The average 30-year fixed rate mortgage is 6.25% today, an increase of 0.01% since yesterday. The 15-year fixed mortgage rate stands at 5.18%, up by 0.02%. The 30-year FHA mortgage now averages 5.52%, having risen by 0.01. Meanwhile, the 30-year jumbo mortgage rate is 6.57%, reflecting an increase of 0.04%.
The bigger picture
"Payroll employment is forecast to be revised down by 775,000 in the Preliminary Benchmark Revision’s release on Tuesday," wrote Comerica Bank yesterday. "This release revises the level of employment in March 2025 using unemployment insurance records covering approximately 11,000,000 workplaces—considerably more detail than is available to the government’s statisticians when they publish the monthly jobs report, which is based on survey responses from about 50,000 workplaces. If the revision is as negative as forecast, it will show the economy had less momentum entering 2025 than previously believed. This would have less implications for monetary policy than the weaker-than-expected August jobs report published last week. Even so, a weak Benchmark Revision would add pressure for the Fed to cut at the next decision September 17."

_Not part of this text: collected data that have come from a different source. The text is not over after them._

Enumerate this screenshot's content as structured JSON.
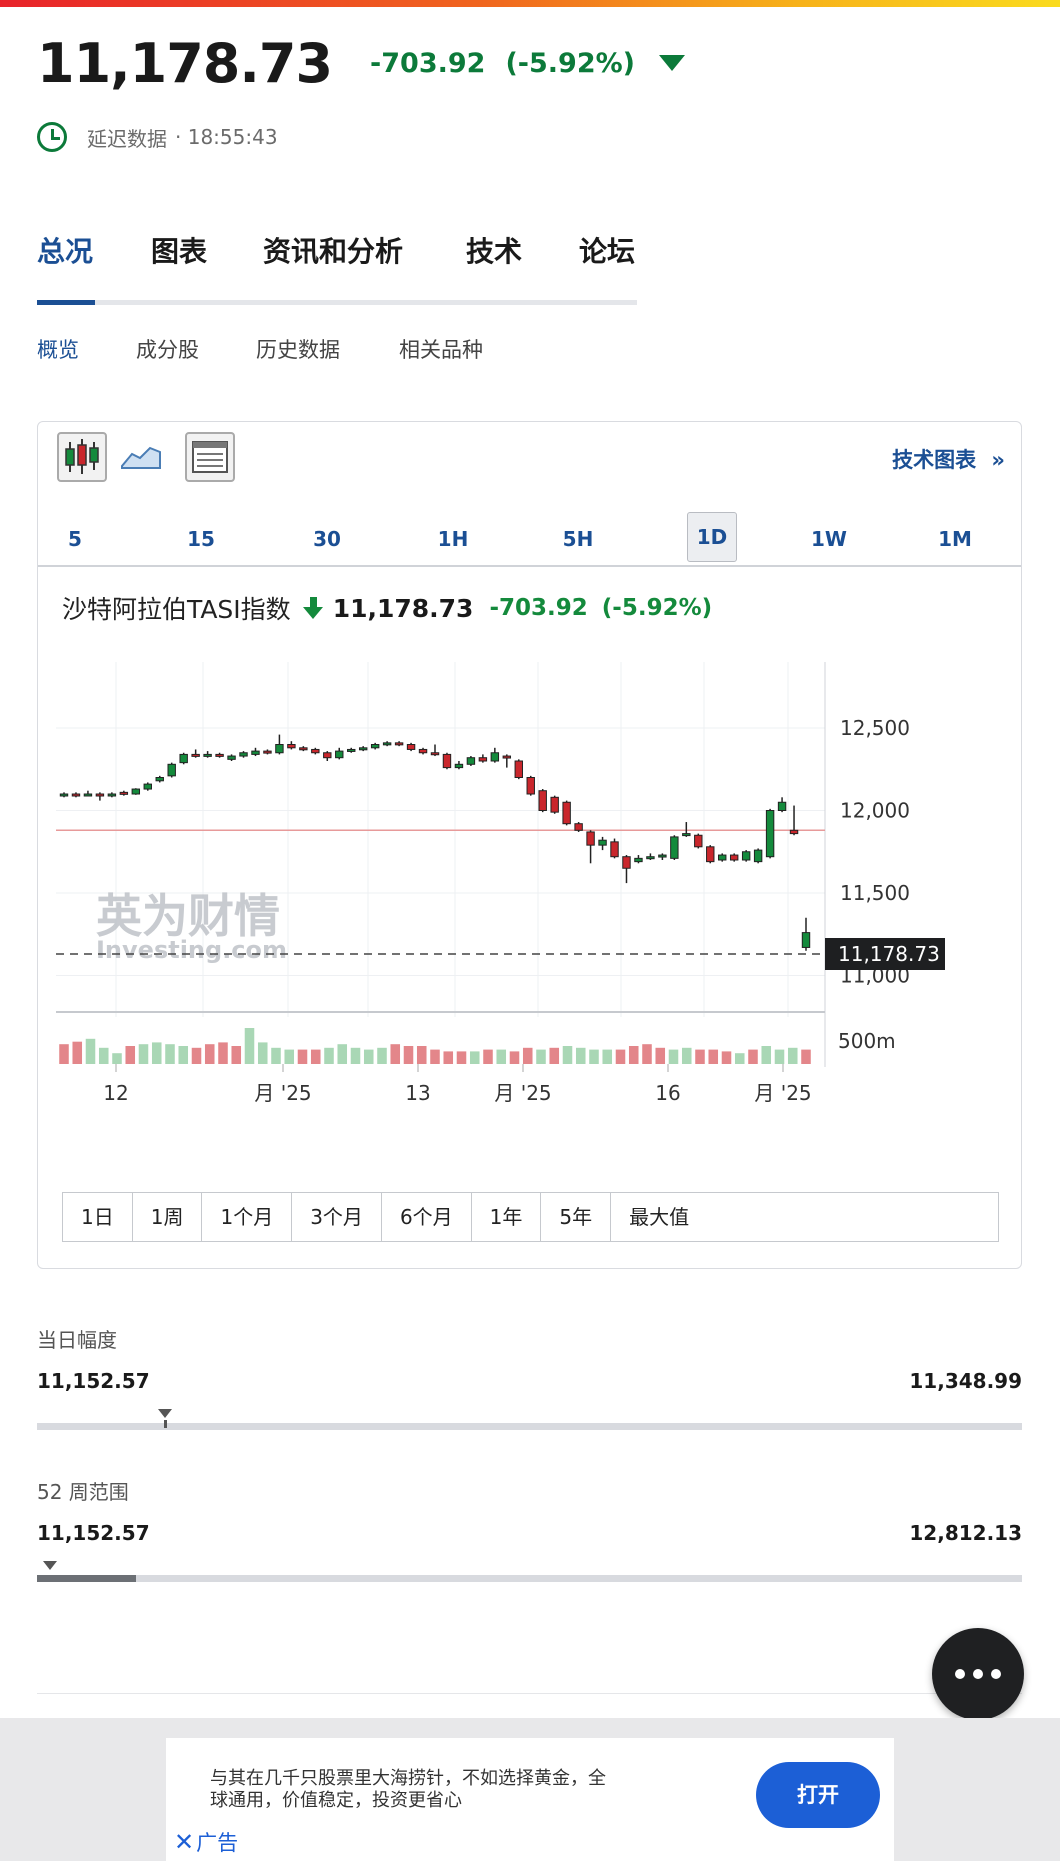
{
  "header": {
    "price": "11,178.73",
    "change": "-703.92",
    "change_pct": "(-5.92%)",
    "delay_label": "延迟数据",
    "time": "· 18:55:43"
  },
  "main_tabs": [
    "总况",
    "图表",
    "资讯和分析",
    "技术",
    "论坛"
  ],
  "sub_tabs": [
    "概览",
    "成分股",
    "历史数据",
    "相关品种"
  ],
  "chart_toolbar": {
    "tech_chart_label": "技术图表",
    "intervals": [
      "5",
      "15",
      "30",
      "1H",
      "5H",
      "1D",
      "1W",
      "1M"
    ],
    "selected_interval": "1D"
  },
  "chart_header": {
    "name": "沙特阿拉伯TASI指数",
    "price": "11,178.73",
    "change": "-703.92",
    "change_pct": "(-5.92%)"
  },
  "ranges": [
    "1日",
    "1周",
    "1个月",
    "3个月",
    "6个月",
    "1年",
    "5年",
    "最大值"
  ],
  "chart_data": {
    "type": "candlestick",
    "y_ticks": [
      "12,500",
      "12,000",
      "11,500",
      "11,000"
    ],
    "volume_tick": "500m",
    "x_ticks": [
      "12",
      "月 '25",
      "13",
      "月 '25",
      "16",
      "月 '25"
    ],
    "current_price_label": "11,178.73",
    "reference_line": 11880,
    "ylim": [
      10900,
      12900
    ],
    "candles": [
      {
        "o": 12090,
        "c": 12100,
        "h": 12110,
        "l": 12080
      },
      {
        "o": 12100,
        "c": 12090,
        "h": 12110,
        "l": 12080
      },
      {
        "o": 12095,
        "c": 12100,
        "h": 12120,
        "l": 12090
      },
      {
        "o": 12100,
        "c": 12090,
        "h": 12110,
        "l": 12060
      },
      {
        "o": 12090,
        "c": 12100,
        "h": 12110,
        "l": 12080
      },
      {
        "o": 12110,
        "c": 12100,
        "h": 12120,
        "l": 12090
      },
      {
        "o": 12100,
        "c": 12130,
        "h": 12135,
        "l": 12095
      },
      {
        "o": 12130,
        "c": 12160,
        "h": 12170,
        "l": 12120
      },
      {
        "o": 12180,
        "c": 12200,
        "h": 12210,
        "l": 12170
      },
      {
        "o": 12210,
        "c": 12280,
        "h": 12290,
        "l": 12200
      },
      {
        "o": 12290,
        "c": 12340,
        "h": 12350,
        "l": 12280
      },
      {
        "o": 12340,
        "c": 12330,
        "h": 12370,
        "l": 12320
      },
      {
        "o": 12330,
        "c": 12340,
        "h": 12360,
        "l": 12320
      },
      {
        "o": 12340,
        "c": 12330,
        "h": 12350,
        "l": 12320
      },
      {
        "o": 12310,
        "c": 12330,
        "h": 12340,
        "l": 12300
      },
      {
        "o": 12330,
        "c": 12350,
        "h": 12360,
        "l": 12320
      },
      {
        "o": 12340,
        "c": 12360,
        "h": 12380,
        "l": 12330
      },
      {
        "o": 12360,
        "c": 12350,
        "h": 12370,
        "l": 12340
      },
      {
        "o": 12350,
        "c": 12400,
        "h": 12460,
        "l": 12340
      },
      {
        "o": 12400,
        "c": 12380,
        "h": 12420,
        "l": 12370
      },
      {
        "o": 12380,
        "c": 12370,
        "h": 12390,
        "l": 12360
      },
      {
        "o": 12370,
        "c": 12350,
        "h": 12380,
        "l": 12340
      },
      {
        "o": 12350,
        "c": 12320,
        "h": 12360,
        "l": 12300
      },
      {
        "o": 12320,
        "c": 12360,
        "h": 12380,
        "l": 12310
      },
      {
        "o": 12360,
        "c": 12370,
        "h": 12380,
        "l": 12350
      },
      {
        "o": 12370,
        "c": 12380,
        "h": 12390,
        "l": 12360
      },
      {
        "o": 12380,
        "c": 12400,
        "h": 12410,
        "l": 12370
      },
      {
        "o": 12400,
        "c": 12410,
        "h": 12420,
        "l": 12390
      },
      {
        "o": 12410,
        "c": 12400,
        "h": 12420,
        "l": 12390
      },
      {
        "o": 12400,
        "c": 12370,
        "h": 12410,
        "l": 12360
      },
      {
        "o": 12370,
        "c": 12350,
        "h": 12380,
        "l": 12340
      },
      {
        "o": 12350,
        "c": 12340,
        "h": 12400,
        "l": 12330
      },
      {
        "o": 12340,
        "c": 12260,
        "h": 12350,
        "l": 12250
      },
      {
        "o": 12260,
        "c": 12280,
        "h": 12300,
        "l": 12250
      },
      {
        "o": 12280,
        "c": 12320,
        "h": 12330,
        "l": 12270
      },
      {
        "o": 12320,
        "c": 12300,
        "h": 12340,
        "l": 12290
      },
      {
        "o": 12300,
        "c": 12350,
        "h": 12380,
        "l": 12290
      },
      {
        "o": 12330,
        "c": 12320,
        "h": 12340,
        "l": 12260
      },
      {
        "o": 12300,
        "c": 12200,
        "h": 12310,
        "l": 12190
      },
      {
        "o": 12200,
        "c": 12100,
        "h": 12210,
        "l": 12090
      },
      {
        "o": 12120,
        "c": 12000,
        "h": 12130,
        "l": 11990
      },
      {
        "o": 12080,
        "c": 11990,
        "h": 12090,
        "l": 11980
      },
      {
        "o": 12050,
        "c": 11920,
        "h": 12060,
        "l": 11910
      },
      {
        "o": 11920,
        "c": 11880,
        "h": 11930,
        "l": 11870
      },
      {
        "o": 11870,
        "c": 11790,
        "h": 11880,
        "l": 11680
      },
      {
        "o": 11790,
        "c": 11820,
        "h": 11840,
        "l": 11760
      },
      {
        "o": 11810,
        "c": 11720,
        "h": 11830,
        "l": 11710
      },
      {
        "o": 11720,
        "c": 11650,
        "h": 11730,
        "l": 11560
      },
      {
        "o": 11690,
        "c": 11710,
        "h": 11730,
        "l": 11680
      },
      {
        "o": 11710,
        "c": 11720,
        "h": 11740,
        "l": 11700
      },
      {
        "o": 11720,
        "c": 11730,
        "h": 11740,
        "l": 11700
      },
      {
        "o": 11710,
        "c": 11840,
        "h": 11850,
        "l": 11700
      },
      {
        "o": 11850,
        "c": 11860,
        "h": 11930,
        "l": 11840
      },
      {
        "o": 11850,
        "c": 11780,
        "h": 11860,
        "l": 11770
      },
      {
        "o": 11780,
        "c": 11690,
        "h": 11790,
        "l": 11680
      },
      {
        "o": 11700,
        "c": 11730,
        "h": 11740,
        "l": 11690
      },
      {
        "o": 11730,
        "c": 11700,
        "h": 11740,
        "l": 11690
      },
      {
        "o": 11700,
        "c": 11750,
        "h": 11760,
        "l": 11690
      },
      {
        "o": 11690,
        "c": 11760,
        "h": 11770,
        "l": 11680
      },
      {
        "o": 11720,
        "c": 12000,
        "h": 12010,
        "l": 11710
      },
      {
        "o": 12000,
        "c": 12050,
        "h": 12080,
        "l": 11990
      },
      {
        "o": 11880,
        "c": 11860,
        "h": 12030,
        "l": 11850
      },
      {
        "o": 11170,
        "c": 11260,
        "h": 11350,
        "l": 11150
      }
    ],
    "volumes": [
      {
        "v": 0.55,
        "up": false
      },
      {
        "v": 0.62,
        "up": false
      },
      {
        "v": 0.7,
        "up": true
      },
      {
        "v": 0.45,
        "up": true
      },
      {
        "v": 0.3,
        "up": true
      },
      {
        "v": 0.5,
        "up": false
      },
      {
        "v": 0.55,
        "up": true
      },
      {
        "v": 0.6,
        "up": true
      },
      {
        "v": 0.55,
        "up": true
      },
      {
        "v": 0.5,
        "up": true
      },
      {
        "v": 0.45,
        "up": false
      },
      {
        "v": 0.55,
        "up": false
      },
      {
        "v": 0.6,
        "up": false
      },
      {
        "v": 0.5,
        "up": false
      },
      {
        "v": 1.0,
        "up": true
      },
      {
        "v": 0.6,
        "up": true
      },
      {
        "v": 0.45,
        "up": true
      },
      {
        "v": 0.4,
        "up": true
      },
      {
        "v": 0.4,
        "up": false
      },
      {
        "v": 0.4,
        "up": false
      },
      {
        "v": 0.45,
        "up": true
      },
      {
        "v": 0.55,
        "up": true
      },
      {
        "v": 0.45,
        "up": true
      },
      {
        "v": 0.4,
        "up": true
      },
      {
        "v": 0.45,
        "up": true
      },
      {
        "v": 0.55,
        "up": false
      },
      {
        "v": 0.5,
        "up": false
      },
      {
        "v": 0.5,
        "up": false
      },
      {
        "v": 0.4,
        "up": false
      },
      {
        "v": 0.35,
        "up": false
      },
      {
        "v": 0.35,
        "up": false
      },
      {
        "v": 0.35,
        "up": true
      },
      {
        "v": 0.4,
        "up": false
      },
      {
        "v": 0.4,
        "up": true
      },
      {
        "v": 0.35,
        "up": false
      },
      {
        "v": 0.45,
        "up": false
      },
      {
        "v": 0.4,
        "up": true
      },
      {
        "v": 0.45,
        "up": false
      },
      {
        "v": 0.5,
        "up": true
      },
      {
        "v": 0.45,
        "up": true
      },
      {
        "v": 0.4,
        "up": true
      },
      {
        "v": 0.4,
        "up": true
      },
      {
        "v": 0.4,
        "up": false
      },
      {
        "v": 0.5,
        "up": false
      },
      {
        "v": 0.55,
        "up": false
      },
      {
        "v": 0.45,
        "up": false
      },
      {
        "v": 0.4,
        "up": true
      },
      {
        "v": 0.45,
        "up": true
      },
      {
        "v": 0.4,
        "up": false
      },
      {
        "v": 0.4,
        "up": false
      },
      {
        "v": 0.35,
        "up": false
      },
      {
        "v": 0.3,
        "up": true
      },
      {
        "v": 0.4,
        "up": false
      },
      {
        "v": 0.5,
        "up": true
      },
      {
        "v": 0.4,
        "up": true
      },
      {
        "v": 0.45,
        "up": true
      },
      {
        "v": 0.4,
        "up": false
      }
    ]
  },
  "day_range": {
    "label": "当日幅度",
    "low": "11,152.57",
    "high": "11,348.99",
    "position": 0.13
  },
  "week52_range": {
    "label": "52 周范围",
    "low": "11,152.57",
    "high": "12,812.13",
    "position": 0.013,
    "fill": 0.1
  },
  "ad": {
    "text": "与其在几千只股票里大海捞针，不如选择黄金，全球通用，价值稳定，投资更省心",
    "open_label": "打开",
    "close_label": "广告"
  },
  "colors": {
    "accent": "#1b4f94",
    "up": "#148a3c",
    "down": "#c9262c",
    "ad_button": "#1c5fd6"
  }
}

So, this annual update is unlikely to have major implications for markets and mortgage rates unless it's wildly better or worse than expected. Still, it's worth watching out for.
But what is it? "Each year, the BLS aligns the level of employment as reported by the Current Establishment Survey (CES) to more comprehensive data from administrative sources (such as unemployment insurance systems) to address response and sampling errors in
the survey," explains Wells Fargo. "The CES estimated count of nonfarm payrolls in March of each year is revised to correspond with the actual employment count in that month, leaving the benchmark period to cover the 12 months through March of each year."
More likely to have an appreciable effect on mortgage rates are this week's inflation data, due tomorrow and Thursday. We'll brief you more fully on both those on the morning of its publication.
Mortgage Rate Trends: Past 90 Days
Purchase Rates
Loan Type | Rate | APR | Daily Change | Monthly Change |
---|---|---|---|---|
30-Year Fixed | 6.25% | 6.28% | +0.01% | -0.32% |
15-Year Fixed | 5.18% | 5.23% | +0.02% | -0.33% |
30-Year Fixed FHA | 5.52% | 6.74% | +0.01% | -0.34% |
30-Year Fixed VA | 5.61% | 5.76% | -0.03% | -0.33% |
30-Year Fixed USDA | 5.54% | 5.67% | +-0% | -0.28% |
30-Year Fixed Jumbo | 6.57% | 6.59% | +0.04% | -0.14% |
5/6 Year ARM | 6.26% | 6.3% | +0% | -0.25% |
Refinance Rates
Loan Type | Rate | APR | Daily Change | Monthly Change |
---|---|---|---|---|
30-Year Fixed | 6.34% | 6.37% | +0.03% | -0.27% |
15-Year Fixed | 5.19% | 5.23% | +0.02% | -0.33% |
30-Year Fixed FHA | 5.48% | 6.69% | +0.01% | -0.36% |
30-Year Fixed VA | 5.63% | 5.76% | -0.04% | -0.34% |
5/6 Year ARM | 6.24% | 6.27% | -0.1% | -0.31% |
What's coming up?
Although economic reports are usually the main drivers of changes to mortgage rates, they're not the only ones. The general mood in markets and economically consequential news can also affect those rates. News items concerning tariffs and deficit funding are especially influential at the moment.
Here's Comerica Bank's expectations for this week's inflation reports:
"CPI and PPI inflation will likely diverge again in their August releases as lower diesel prices hold down the year-over-year increase of the
PPI. The core CPI and PPI indexes are forecast to run hot again and pick up in year-over-year terms on tariff passthrough. Shelter inflation
will likely run cool in the CPI report, offsetting some of the inflationary pressure from tariffs."
Mortgage rates today
The MarketWatch economic calendar doesn't include the payroll revision (above) and again lists just one report due today. And, just like yesterday's, this report rarely has a noticeable impact on mortgage rates.
It's the National Federation of Independent Business's (NFIB's) small business optimism index for August. And markets expect it to inch higher: to 100.7 from July's 100.3.
Better-than-expected numbers tend to push mortgage rates higher, while worse-than-expected ones usually drag them lower. As-forecast figures may leave them virtually unchanged.